Notes
- (1)On pourrait imaginer un effet en sens inverse : le désir d’enfant aurait diminué, entraînant du coup un moindre attrait du mariage, mais les enquêtes montrent que ce ne semble pas être le cas, les jeunes adultes souhaitant toujours avoir des enfants.
- (2)Rapport entre le nombre de personnes de moins de 15 ans ou de plus de 65 ans et celui de personnes de 15-64 ans.
Le monde développé vit avec la crainte du vieillissement démographique et de la dépopulation, les adultes ayant dans beaucoup de pays moins d’enfants qu’il n’en faudrait pour remplacer les générations. Avec l’une des plus basses fécondités du monde – 1,3 enfant en moyenne par femme – et la durée de vie la plus élevée, le Japon est exemplaire de cette évolution. S’appuyant sur les dernières projections de population japonaise, Jacques Véron nous explique les certitudes et les interrogations quant à son avenir démographique.
1Les projections démographiques établies fin 2006 par l’Institut national de recherche japonais sur la population et la sécurité sociale annoncent un effectif de l’ordre de 95 millions d’habitants en 2050 pour la population du Japon, soit 32 millions de moins que les 128 millions de 2004 [1, 2]. Cette réduction s’explique par une très basse fécondité : d’après l’hypothèse centrale, le nombre moyen d’enfants par femme continuerait de diminuer dans les prochaines années puis remonterait très légèrement pour atteindre 1,26 en 2055. À plus long terme la population diminuerait de plus de moitié, atteignant moins de 48 millions d’habitants en 2100, toujours d’après la variante moyenne. Reflet de l’inquiétude quant à l’avenir, les projections, qui ont été poursuivies au-delà, annoncent l’extinction totale de la population japonaise autour de l’an 3000 si la fécondité se maintenait indéfiniment basse. Si l’on en reste aux 50 prochaines années, cette décroissance annoncée de la population japonaise s’accompagnera d’une transformation très profonde de sa structure par âge et d’une réduction marquée de la population active.
Une fécondité longtemps en baisse et l’espérance de vie la plus haute du monde
2Après un baby-boom extrêmement court (pas plus de trois ans), la fécondité japonaise a beaucoup baissé dans l’après-guerre, de 3,65 enfants par femme en 1950 à 2,04 en 1959, puis a remonté à la fin des années 1960 et au tout début des années 1970 au-dessus du niveau de remplacement des générations (figure 1). En 1966, la fécondité chute exceptionnellement à 1,58 enfant en raison de la combinaison astrologique de l’année 1966, année « cheval et feu » pour l’horoscope chinois.
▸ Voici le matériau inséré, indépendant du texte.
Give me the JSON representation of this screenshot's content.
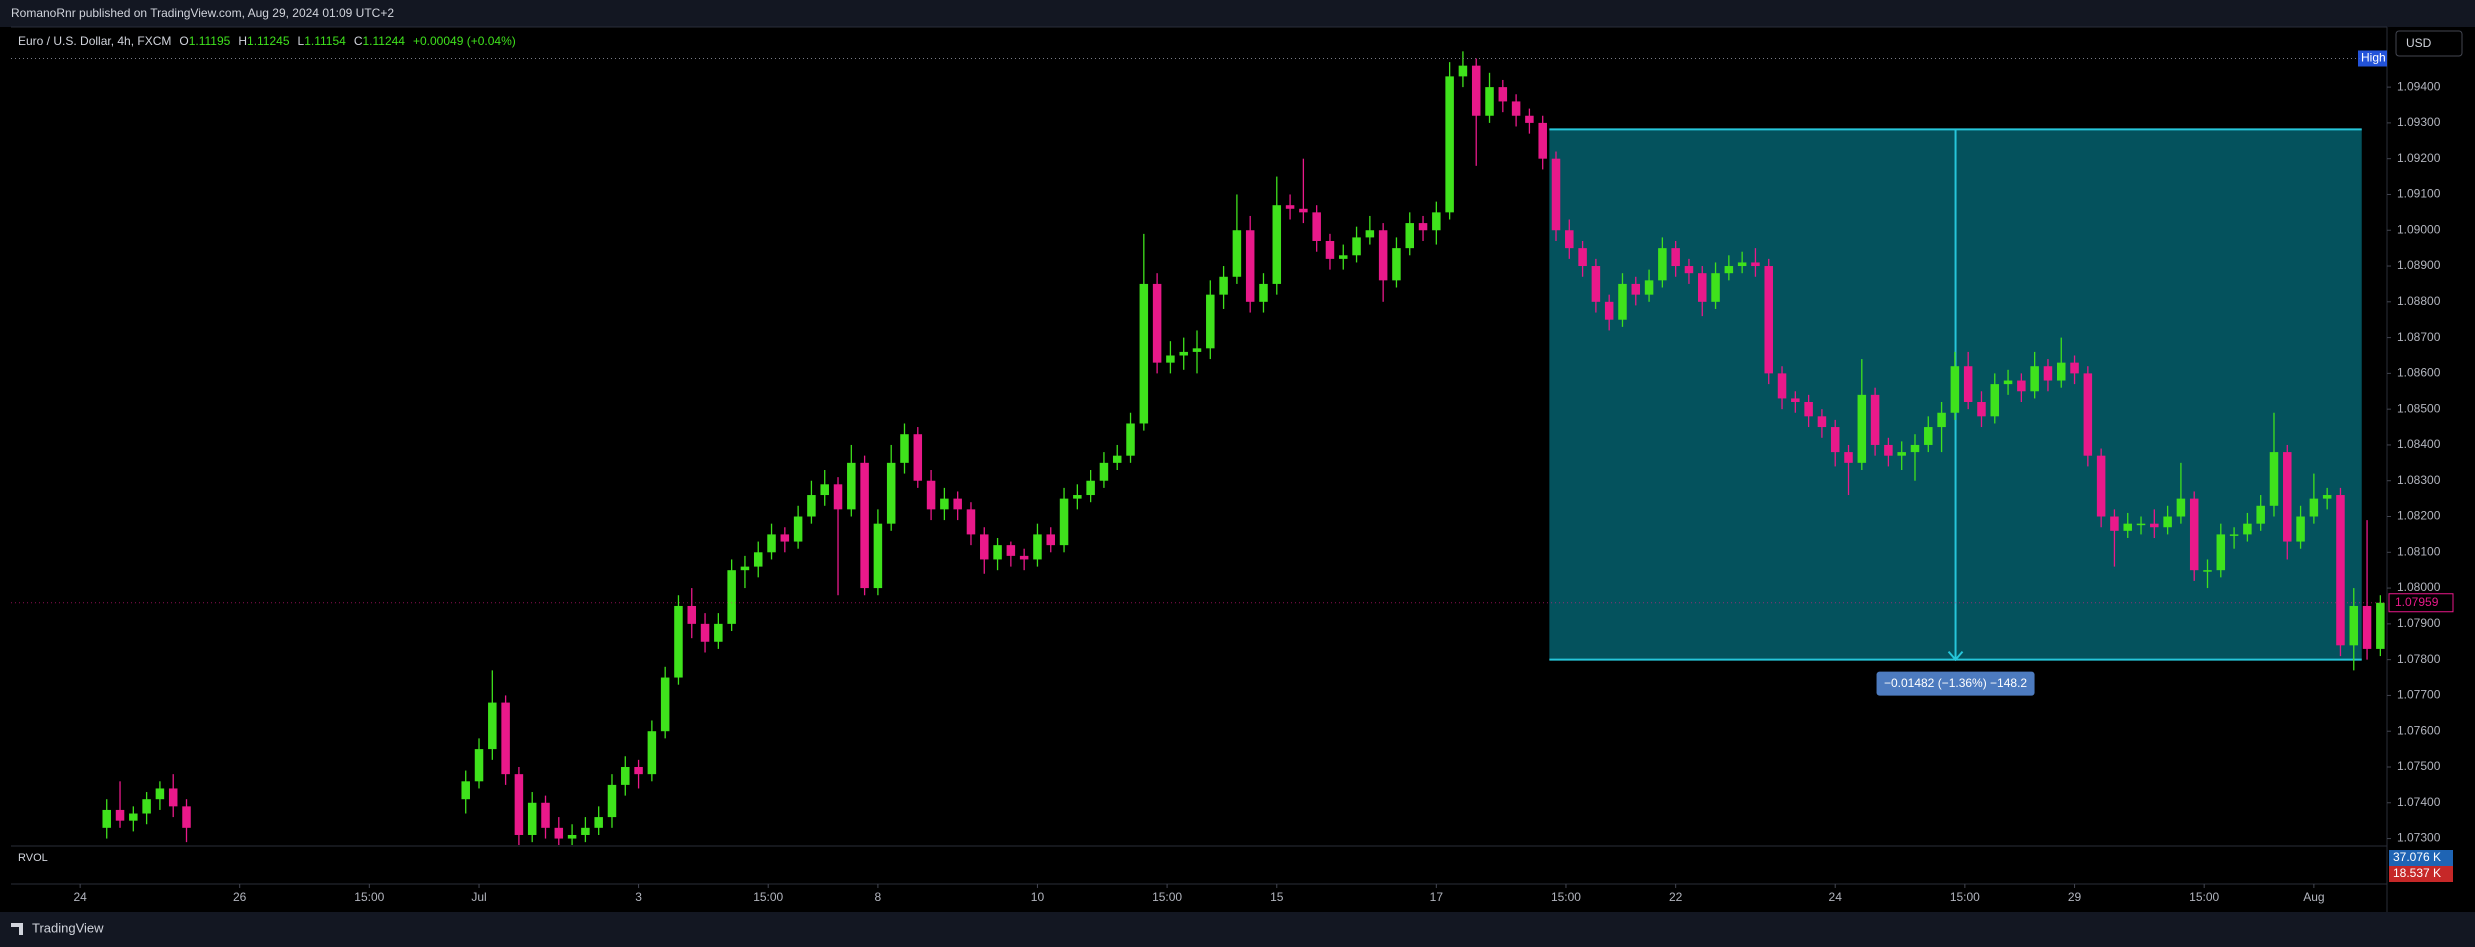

Selon une croyance répandue, les filles nées une telle année porteraient malheur à leur mari. Certains parents ont donc préféré retarder la naissance d’un enfant ou déclarer la naissance en 1965 ou 1967 [3]. Repartie à la baisse à partir de 1974, la fécondité n’a cessé depuis de décroître. Lorsqu’en 1990 la fécondité se rapproche de la valeur de 1,5 enfant par femme observée en 1966, la société japonaise semble subir un choc, dénommé « 1.53 shock », lié à la prise de conscience des changements à l’œuvre, en particulier la diminution du nombre de jeunes travailleurs et le vieillissement de la population [4]. La fécondité n’en poursuit pas moins sa baisse dans les quinze années suivantes et le nombre moyen d’enfants par femme chute à 1,26 en 2005. La fécondité remonte un peu en 2006 (1,32) et en 2007 (1,34).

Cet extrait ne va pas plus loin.